A major source of confusion and misunderstanding is the failure to distinguish between Lyme disease per se and chronic Lyme disease; the two are not the same, and the terms, which are often and carelessly used interchangeably, suggest different things to different people. Lyme disease should be viewed only in the context of an infection caused by Borrelia burgdorferi sensu lato (8); much is known about its cause, prevention, diagnosis, and treatment (5, 8). That is not the case for chronic Lyme disease, which remains to be defined as a distinct clinical entity and is indistinguishable from other medical conditions with similar conditions, for example, fibromyalgia and chronic fatigue syndrome (5). There is no evidence to indicate that chronic Lyme disease is due to a persistent B. burgdorferi infection, and the published results of four rigorously reviewed NIH-supported clinical trials provide no evidence that extended antibiotic therapy is beneficial and safe for patients suspected of having chronic Lyme disease (2–4).
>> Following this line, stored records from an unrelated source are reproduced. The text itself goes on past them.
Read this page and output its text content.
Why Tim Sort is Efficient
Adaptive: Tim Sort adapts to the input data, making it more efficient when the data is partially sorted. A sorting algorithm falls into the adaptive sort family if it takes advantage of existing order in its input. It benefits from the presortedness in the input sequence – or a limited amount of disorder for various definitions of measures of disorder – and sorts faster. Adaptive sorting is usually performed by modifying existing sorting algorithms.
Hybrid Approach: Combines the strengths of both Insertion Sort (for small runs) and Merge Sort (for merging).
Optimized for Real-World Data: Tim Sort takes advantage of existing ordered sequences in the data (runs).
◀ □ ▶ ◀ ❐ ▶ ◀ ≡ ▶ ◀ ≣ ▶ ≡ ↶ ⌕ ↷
In view of these considerations, it is time to discard the unproven view that chronic Lyme disease is due to persistent Borrelia infection and begin to examine alternative causes and therapeutic approaches, if we truly wish to help these and other patients who experience chronic pain associated with this undefined condition. The IOM report provides a detailed and multidisciplinary blueprint for transforming pain prevention, care, education, and research and provides opportunities for dealing with that aspect of chronic Lyme disease in a constructive and noncontentious manner (1). Since the average primary care physician living in an endemic area surely must see many patients who believe that they have chronic Lyme disease, he or she would welcome new insights on how best to manage and treat this condition in an effective manner. The issue of cost also is of no small concern because the government is seeking ways to reduce unnecessary medical costs without compromising on the delivery of essential care in accordance with the Patient Protection and Affordable Care Act. Implementation of the blueprint outlined in the IOM report would be an excellent first step in achieving these worthy goals.